Park’s fire suppression still inadequate
Property owners in the Riverland Industrial Park (RIP), the Gunnison County Board of Commissioners and members of the Crested Butte Fire Protection District (CBFPD) remain locked in a standoff due to an inability to reach agreement about adequate and necessary fire protection for the RIP area.
This is despite efforts by Gunnison County to bring in a neutral outside party to provide feedback and recommendations about fire suppression within the RIP.
Last fall Gunnison County hired Deborah Shaner of Shaner Life Safety Systems to provide a comprehensive overview of the fire situation in the RIP and, if one existed, to provide a path forward that would satisfy both the property owners and the fire protection district, said Russ Forrest, Gunnison County community development director. The county asked Shaner to provide a risk assessment, a short-term solution to mitigate any risk found “and a reasonable long-term solution to improve safety and allow for the development of the six undeveloped lots in the industrial park.”
Upon completing her study of the RIP and the existing fire code, Shaner concluded that the industrial park does have a level of unacceptable risk, primarily because of the mixed use that occurs in the area, and that it currently fails to meet the fire code as set by the CBFPD.

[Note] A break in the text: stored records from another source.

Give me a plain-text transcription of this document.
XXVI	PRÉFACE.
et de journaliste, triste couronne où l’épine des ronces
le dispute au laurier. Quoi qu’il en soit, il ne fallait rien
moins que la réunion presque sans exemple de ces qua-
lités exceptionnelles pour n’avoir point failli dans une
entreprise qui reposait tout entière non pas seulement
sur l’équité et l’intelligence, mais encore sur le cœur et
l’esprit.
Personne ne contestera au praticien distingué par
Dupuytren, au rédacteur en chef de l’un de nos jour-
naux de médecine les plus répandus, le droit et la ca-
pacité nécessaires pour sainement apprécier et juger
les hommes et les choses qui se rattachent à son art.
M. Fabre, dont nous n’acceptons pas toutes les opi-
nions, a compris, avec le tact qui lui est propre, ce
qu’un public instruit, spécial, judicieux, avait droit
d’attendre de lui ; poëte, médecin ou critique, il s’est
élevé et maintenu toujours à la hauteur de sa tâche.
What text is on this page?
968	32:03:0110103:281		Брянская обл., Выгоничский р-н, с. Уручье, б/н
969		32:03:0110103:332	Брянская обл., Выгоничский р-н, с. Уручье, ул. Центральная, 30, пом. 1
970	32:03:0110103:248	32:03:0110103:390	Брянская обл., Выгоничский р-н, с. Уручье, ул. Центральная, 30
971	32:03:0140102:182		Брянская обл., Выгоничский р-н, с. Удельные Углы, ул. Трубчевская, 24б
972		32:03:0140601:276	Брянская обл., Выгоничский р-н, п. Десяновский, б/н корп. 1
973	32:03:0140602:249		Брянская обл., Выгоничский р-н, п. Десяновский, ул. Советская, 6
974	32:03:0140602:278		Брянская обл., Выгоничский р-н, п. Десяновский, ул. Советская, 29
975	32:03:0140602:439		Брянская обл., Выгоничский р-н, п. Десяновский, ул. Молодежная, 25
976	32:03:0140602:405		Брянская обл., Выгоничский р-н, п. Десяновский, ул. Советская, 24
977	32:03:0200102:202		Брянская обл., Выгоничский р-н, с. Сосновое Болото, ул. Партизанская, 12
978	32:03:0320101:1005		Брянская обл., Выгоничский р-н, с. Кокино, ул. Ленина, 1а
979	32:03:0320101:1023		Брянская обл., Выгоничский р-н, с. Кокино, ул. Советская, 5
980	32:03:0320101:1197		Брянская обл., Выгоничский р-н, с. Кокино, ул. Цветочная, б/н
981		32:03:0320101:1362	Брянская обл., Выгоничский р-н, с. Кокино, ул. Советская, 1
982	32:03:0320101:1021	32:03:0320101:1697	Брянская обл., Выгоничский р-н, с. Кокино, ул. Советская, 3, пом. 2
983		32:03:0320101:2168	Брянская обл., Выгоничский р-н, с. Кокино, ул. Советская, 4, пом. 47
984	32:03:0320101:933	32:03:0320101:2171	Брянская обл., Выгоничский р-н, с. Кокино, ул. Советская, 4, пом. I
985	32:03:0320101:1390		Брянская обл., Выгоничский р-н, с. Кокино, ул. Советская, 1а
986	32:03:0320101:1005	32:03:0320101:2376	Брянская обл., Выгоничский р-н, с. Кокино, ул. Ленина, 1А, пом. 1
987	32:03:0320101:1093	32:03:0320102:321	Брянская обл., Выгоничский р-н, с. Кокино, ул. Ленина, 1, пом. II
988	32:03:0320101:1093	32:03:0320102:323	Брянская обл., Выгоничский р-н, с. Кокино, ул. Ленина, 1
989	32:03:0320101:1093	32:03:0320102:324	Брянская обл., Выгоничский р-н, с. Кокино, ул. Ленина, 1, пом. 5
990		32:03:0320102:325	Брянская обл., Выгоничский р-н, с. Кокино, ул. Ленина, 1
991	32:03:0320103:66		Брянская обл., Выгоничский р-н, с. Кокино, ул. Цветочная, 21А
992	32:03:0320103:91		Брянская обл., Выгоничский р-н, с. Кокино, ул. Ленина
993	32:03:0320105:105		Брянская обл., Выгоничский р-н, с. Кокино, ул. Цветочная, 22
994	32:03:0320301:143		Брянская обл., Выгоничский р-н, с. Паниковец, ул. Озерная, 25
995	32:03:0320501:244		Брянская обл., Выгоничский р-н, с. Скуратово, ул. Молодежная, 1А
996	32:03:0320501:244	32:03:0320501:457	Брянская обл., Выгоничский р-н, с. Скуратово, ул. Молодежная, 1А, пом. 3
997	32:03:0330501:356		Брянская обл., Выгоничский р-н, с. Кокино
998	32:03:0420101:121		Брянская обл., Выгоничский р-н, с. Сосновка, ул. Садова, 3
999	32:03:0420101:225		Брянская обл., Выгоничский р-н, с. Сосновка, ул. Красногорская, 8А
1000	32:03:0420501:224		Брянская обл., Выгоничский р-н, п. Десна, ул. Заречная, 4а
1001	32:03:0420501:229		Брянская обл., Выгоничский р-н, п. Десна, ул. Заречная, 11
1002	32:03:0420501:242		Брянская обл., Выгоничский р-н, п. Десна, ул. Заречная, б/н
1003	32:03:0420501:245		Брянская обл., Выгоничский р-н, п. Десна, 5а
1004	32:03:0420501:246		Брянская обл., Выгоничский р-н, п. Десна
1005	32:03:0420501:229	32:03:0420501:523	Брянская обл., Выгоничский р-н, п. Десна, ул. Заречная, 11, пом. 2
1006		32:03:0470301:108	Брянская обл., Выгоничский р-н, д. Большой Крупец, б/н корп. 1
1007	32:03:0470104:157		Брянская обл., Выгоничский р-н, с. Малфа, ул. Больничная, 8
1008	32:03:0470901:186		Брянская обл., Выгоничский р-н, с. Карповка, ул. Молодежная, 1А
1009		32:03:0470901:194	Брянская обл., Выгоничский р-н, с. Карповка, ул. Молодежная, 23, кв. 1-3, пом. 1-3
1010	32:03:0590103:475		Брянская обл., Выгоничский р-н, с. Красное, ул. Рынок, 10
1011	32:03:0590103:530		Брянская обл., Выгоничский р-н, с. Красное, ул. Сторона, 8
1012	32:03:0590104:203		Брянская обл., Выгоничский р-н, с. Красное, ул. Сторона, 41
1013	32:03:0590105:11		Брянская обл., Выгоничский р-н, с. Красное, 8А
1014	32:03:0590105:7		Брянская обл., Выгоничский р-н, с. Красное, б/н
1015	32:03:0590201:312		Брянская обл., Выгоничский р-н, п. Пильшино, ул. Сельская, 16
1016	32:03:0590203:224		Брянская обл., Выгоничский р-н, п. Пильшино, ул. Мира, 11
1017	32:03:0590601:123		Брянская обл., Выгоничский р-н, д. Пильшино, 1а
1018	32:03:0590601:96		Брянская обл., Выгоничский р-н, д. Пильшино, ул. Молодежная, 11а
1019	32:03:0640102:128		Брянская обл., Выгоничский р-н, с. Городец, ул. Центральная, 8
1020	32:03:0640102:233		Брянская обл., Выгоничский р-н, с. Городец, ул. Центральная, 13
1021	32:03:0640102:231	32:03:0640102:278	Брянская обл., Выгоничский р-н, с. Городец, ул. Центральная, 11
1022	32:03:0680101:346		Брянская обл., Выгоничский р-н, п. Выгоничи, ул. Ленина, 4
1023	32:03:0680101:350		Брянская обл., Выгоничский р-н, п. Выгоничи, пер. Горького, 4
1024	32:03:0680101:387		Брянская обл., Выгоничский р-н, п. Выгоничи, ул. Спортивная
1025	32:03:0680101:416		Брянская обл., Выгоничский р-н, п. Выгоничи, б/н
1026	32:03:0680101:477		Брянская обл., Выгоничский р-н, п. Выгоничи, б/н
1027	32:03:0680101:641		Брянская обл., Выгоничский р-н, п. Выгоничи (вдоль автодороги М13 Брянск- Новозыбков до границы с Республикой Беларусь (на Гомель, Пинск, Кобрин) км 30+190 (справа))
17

“There are residential units mixed in with the industrial and commercial development,” Shaner told the Gunnison County Board of Commissioners on March 18. “The inadequate fire flows, coupled with the residential lots, complicated the issue.”
To address this, Shaner suggested the RIP not be held to the International Fire Code, which the CBFPD implemented in 2008. Instead, she suggested, it should meet a portion of the national standards.
“The long-term solution I’ve suggested is based on section 1142 in the national standards,” said Shaner. “It’s really not feasible to impose fire code outlined … for municipal supply onto this rural development.”
The municipal fire code requires that all developments be able to supply 1,500 gallons of water a minute for fire suppression for two hours—an amount that requires about 180,000 gallons of water storage capability. If this requirement is not or cannot be met, property owners are required to install sprinklers on the buildings. Currently the RIP has about 20,000 to 30,000 gallons of water storage, and most construction is not equipped with sprinklers.
The solution that Shaner suggested would require that the RIP owners install a suppression system capable of delivering 500 gallons per minute throughout the complex. That figure was based on a portion of the National Fire Protection Association Code that determines the minimum water supply necessary for structural fire-fighting purposes in areas where there is no water or inadequate water for fire fighting.
“The standard seemed to meet the spirit of the International Code used by the fire protection district,” said Shaner. However, shortly after making the recommendation to the CBFPD, Shaner told the BOCC, “We received a response from the fire department in writing that said it was not an acceptable approach: buildings either need to be sprinkled or [the standards of the international fire code] needed to be achieved.”
The CBFPD confirmed its response, adding that it was largely unwilling to make an exception to the requirements it had in place for fire suppression.
“Everyone else within the district has complied with the standards of the International Fire Code,” said Rick Ems, CBFPD fire marshal. “If this becomes the standard in Riverland, then the implied standards we’ve been enforcing since 2008 are in jeopardy. We don’t want to set a precedent for other developments in our 220-square-mile jurisdiction.”
The cost for RIP owners to meet the codes set by the CBFPD are estimated at upward of seven figures. Shaner’s proposed solution would likely run about $200,000 said Forrest.
As the discussion seemed to do little more than push the RIP and the CBFPD further into a stalemate, Forrest attempted to outline possible outcomes the BOCC could take to resolve the issue.
He told the BOCC they could opt to take no further action, which would mean that the lots in RIP would remain in danger of fire; they could withdraw their approval of the district’s adoption of the 2008 Fire Code, which would then cause a ripple effect throughout the county and would require future construction in unincorporated Gunnison County to adhere only to building codes and not the International Fire Code; or the CBFPD on its own could approve “the solution by the independent Fire Protection Engineer.”
“The best option is for the district to exercise the authority the staff believes they have to implement the solution in Ms. Shaner’s report,” said Forrest.
The BOCC then asked the CBFPD if it would be willing to work with county staff and reconsider the efficacy of Shaner’s recommendations for the RIP.
“This is a potential solution for the issues at hand,” said Commissioner Jonathan Houck. “Accepting it now doesn’t mean we stop looking for better solutions and higher benchmarks. What we should be asking is, is this moving us in the right direction? I have a hard time looking at the information in front of me and not seeing that we are moving in the right direction.”
The BOCC then directed county staff to work with the CBFPD in coming up with some sort of solution before meeting again on April 22.